Sunday, January 31, 2010

Rahsaan Roland KIRK & Al HIBBLER - A Meeting Of The Times 1972

Rahsaan Roland KIRK & Al HIBBLER - A Meeting Of The Times 1972
Recorded on March 30 - 31, 1972


Despite his well-deserved reputation as an iconoclast and a musical revolutionary, the legendary reedsman Rahsaan Roland Kirk always exhibited a deeply felt respect for the history of jazz and its antecedents, whether by covering standards and spirituals or through projects such as this brilliantly realized collaboration with '40s vocalist Al Hibbler. Though overshadowed during his brief tenure with the Duke Ellington Orchestra, Hibbler had a unique and unforgettable voice that pairs beautifully with Kirk's typically wide-ranging work on a variety of instruments, sometimes playing several reeds at once. The set's clear highlight is perhaps the definitive rendition of Ellington's classic "Do Nothin' Till You Hear From Me," but all nine tracks--including a slightly misplaced 1966 cut, "Dream," with vocalist Leon Thomas--are superlative. The first CD issue of this album also included the entirety of Ornette Coleman's ORNETTE, which features none of the same players.
On first glance this LP combines together a pair of unlikely musical partners; the unique multi-instrumentalist Rahsaan Roland Kirk and Duke Ellington's former ballad singer Al Hibbler. However Rahsaan was very well acquainted with Ellington's music and he plays respectfully behind Hibbler on many of the standards, taking the wild "Carney and Bigard Place" as an instrumental. Hibbler (who did not record much this late in his career) is in good voice and phrases as eccentrically as ever on such songs as "Do Nothin' Till You Hear from Me," "Don't Get Around Much Anymore" and "I Didn't Know About You." One leftover selection from Rahsaan's session with singer Leon Thomas ("Dream") rounds out this surprising set.
By Scott Yanow.

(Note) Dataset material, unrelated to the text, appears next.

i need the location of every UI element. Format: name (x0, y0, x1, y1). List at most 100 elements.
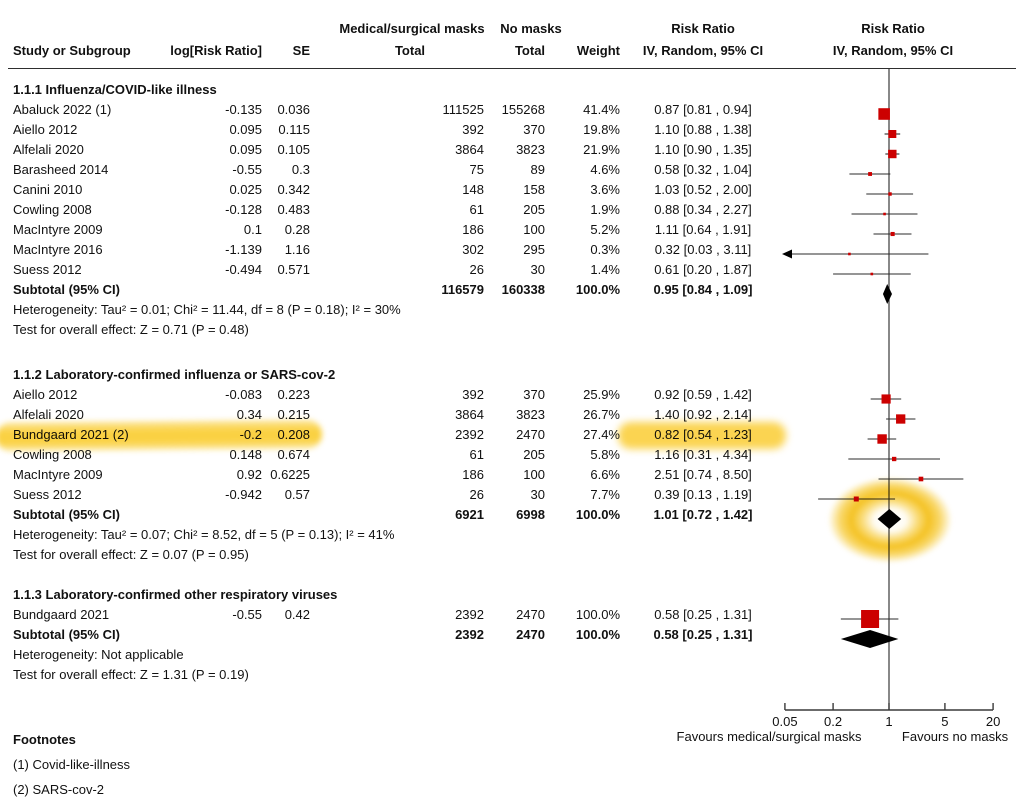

AMG.
This is yet another of those beautiful albums in which jazz greats reach across the stylistic and generational divides and work beautifully with each other!
Ellington's legacy is, of course, a great starting point to glue together any two musical generations, but this album goes beyond that; showcasing eccentric and sadly underappreciated vocalist Hibbler in more then reverent company of the even more excentric multi-instrumentalist Kirk, with the added bonus of an extremely versatile and competent rhythm section consisting of Hank Jones (p), Ron Carter (b) and Oliver Jackson (dm).
Yes, this is definitely not a full-time Rahsaan Roland Kirk album (I must warn Kirk fans!), it is a gentle meeting of the times in which both parties contribute the best and the most sensitive extrovert and subtle jazz they can share with each other.
Mind you, only first 5 songs feature Hibbler, but his unique phrasing is really impresive, particularly on "Don't get around much anymore" and, my favorite number, "Lover come back to me", whereas Kirk uses his incredible tallent with taste, not showing off his ability to play more than one instrument at the same time. When he does his staff, he actually sounds like two (or even more) musicians working together very well.
Leon Thomas'vocal at the last song ("Dream") are not unpleasant but are no match to Hibbler's, nor do they work well with the original concept of the album.
However, all in all, this is great and imaginative music so some conceptual glitches shouldn't diminish the listening pleasure.
By Nikica Gilic.
Ron Carter- Bass
Charles Crosby- Drums
Major Holley- Bass
Al Hibbler- Vocals
Leon Thomas- Vocals
Oliver Jackson- Drums
Hank Jones- Piano
Lonnie Liston Smith- Piano
Rahsaan Roland Kirk- Clarinet, Flute, Saxophone
A1. Do Nothin` Till You Hear From Me   4:38
A2. Daybreak   3:12
A3. Lover Come Back to Me   3:48
A4. Don`t Get Around Much Anymore   2:53
A5. This Love of Mine   4:55
B1. Carney and Begard Place   5:34
B2. I Didn`t Know About You   4:01
B3. Something `Bout Believing   6:05
B4. Dream   2:30


  1. Excellent,keen to hear this,thanks.

  2. it is.
    i keep listening for last 38 years :)

  3. Thanks for this. There's not much Al Hibbler about anyways!